2 de marzo 2006 - 00:00

Enfrentan a la Nación con provincias

Pero en voz baja, se suman además los planteos de un grupo de distritos que, desde hace años, pretenden recibir una tajada de los fondos que percibe la APN en concepto de entradas, sobre todo si se tiene en cuenta el sostenido incremento del número de turistas que disfrutan de los parques.
En la actualidad, sólo en una docena de parques nacionales se cobra entrada, que queda en manos del organismo federal. En 2005 esa cifra fue de $ 22 millones, aunque si a ese monto se le resta lo percibido por los concesionarios de servicios, los ingresos se reducen a $ 14 millones.
En rigor, en el fondo, se trata de una puja que involucra ingresos millonarios, si se suma a la percepción de las entradas en sí el real o potencial impacto indirecto que en la región genera el turismo.
Conscientes de la riqueza que guardan estos terrenos premiados por la naturaleza, en algunas provincias pregonan a los cuatro vientos que jamás los entregarán a la jurisdicción ambiental nacional. Es el caso de Mendoza, con su mundialmente famoso Parque Provincial Aconcagua, que recauda tres millones de pesos anuales. Recursos que utiliza el gobierno mendocino para solventar el mantenimiento del resto de sus parques.
Planteos
Desde Neuquén, el ministro de Producción y Turismo de Jorge Sobisch, Marcelo Fernández Dötzel, le dijo a Ambito Nacional que la APN «no cuenta con la autorización de Neuquén para operar» en el territorio provincial. «Además no quieren que los controlemos: pretenden ser un organismo autónomo, una provincia dentro de otra», advirtió.
Según el funcionario, la pretensión de la provincia es que ese organismo «administre un espacio dentro del territorio neuquino como área natural protegida, pero bajo control y supervisión de leyes provinciales». El enojo también apunta a que desde Nación «arman planes turísticos que colisionan con el Plan Maestro de Neuquén».
Fernández Dötzel además consideró que la entrada que se cobra en el Parque Nacional Lanín «es deslealtad comercial, porque se cobra un servicio que no se presta». «Es calamitoso el estado de la infraestructura», castigó, además de denunciar la existencia de «situaciones de desmanejo ambiental, como el tratamiento de residuos sólidos que hace en los campings».
El funcionario también se quejó de que «hay hosterías y hoteles dentro del área administrada por Parques Nacionales que se niegan a tributar en las arcas provinciales, argumentando que están en territorio nacional».
«No tenemos ningún inconveniente en dirimir el conflicto en la Justicia», dijo en su momento el funcionario, cuando trascendió que la APN se presentó en diciembre ante la Corte Suprema de Justicia de
la Nación para que el máximo tribunal se pronuncie en el conflicto de competencias.
Los cuatro parques nacionales con los que cuenta Neuquén ocupan cerca de 10% del territorio provincial. Se trata del Lanín, el Nahuel Huapi, el Arrayanes y el Laguna Blanca.

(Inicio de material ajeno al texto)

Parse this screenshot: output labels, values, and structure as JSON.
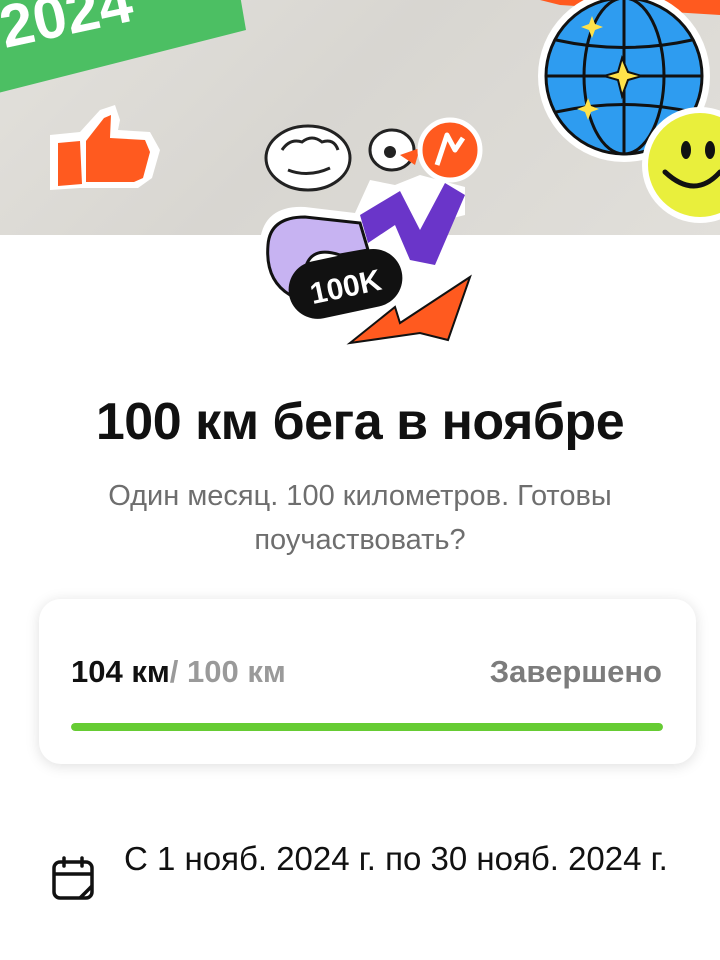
{
  "hero": {
    "year_sticker": "2024",
    "badge_text": "100K"
  },
  "challenge": {
    "title": "100 км бега в ноябре",
    "subtitle": "Один месяц. 100 километров. Готовы поучаствовать?"
  },
  "progress": {
    "current": "104 км",
    "separator": "/",
    "goal": "100 км",
    "status": "Завершено",
    "fraction": 1.0,
    "bar_color": "#66cc33"
  },
  "dates": {
    "icon": "calendar-icon",
    "text": "С 1 нояб. 2024 г. по 30 нояб. 2024 г."
  }
}
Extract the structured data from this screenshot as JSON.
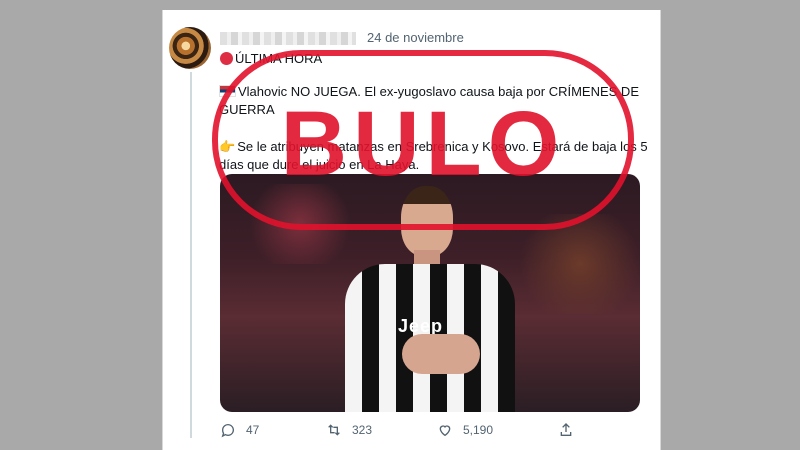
{
  "tweet": {
    "date": "24 de noviembre",
    "headline": "ÚLTIMA HORA",
    "paragraph1": "Vlahovic NO JUEGA. El ex-yugoslavo causa baja por CRÍMENES DE GUERRA",
    "paragraph2": "Se le atribuyen matanzas en Srebrenica y Kosovo. Estará de baja los 5 días que dure el juicio en La Haya.",
    "image_sponsor": "Jeep",
    "replies": "47",
    "retweets": "323",
    "likes": "5,190"
  },
  "stamp": {
    "text": "BULO",
    "color": "#e1122c"
  },
  "icons": {
    "more": "more-dots-icon",
    "reply": "reply-icon",
    "retweet": "retweet-icon",
    "like": "heart-icon",
    "share": "share-icon"
  }
}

En el caso de San Luis, en tanto, Alberto Rodríguez Saá mostró en las últimas semanas su malestar por la falta de obras en el Parque Nacional Sierra de las Quijadas. Según fuentes locales, el gobernador pretende provincializar la administración de esas cerca de 75 mil hectáreas para concretar las obras deseadas y para ofrecer más servicios turísticos.
Si bien trascendió días atrás que el mandatario había amenazado con tomar el parque y llevar el caso a la Corte Suprema de Justicia de la Nación, allegados al sanluiseño le bajaron el tono al conflicto y aseguraron que la ventilada intimación no existió.
Para crear un parque nacional, los gobernadores deben ceder la jurisdicción provincial a los efectos ambientales, aunque el área no deja de ser territorio de la provincia. El proceso requiere tanto de una ley provincial como de una norma nacional. Si hay tierras fiscales de por medio, se cede el dominio a Nación; si se trata de terrenos privados, el organismo nacional solventa el costo de la expropiación.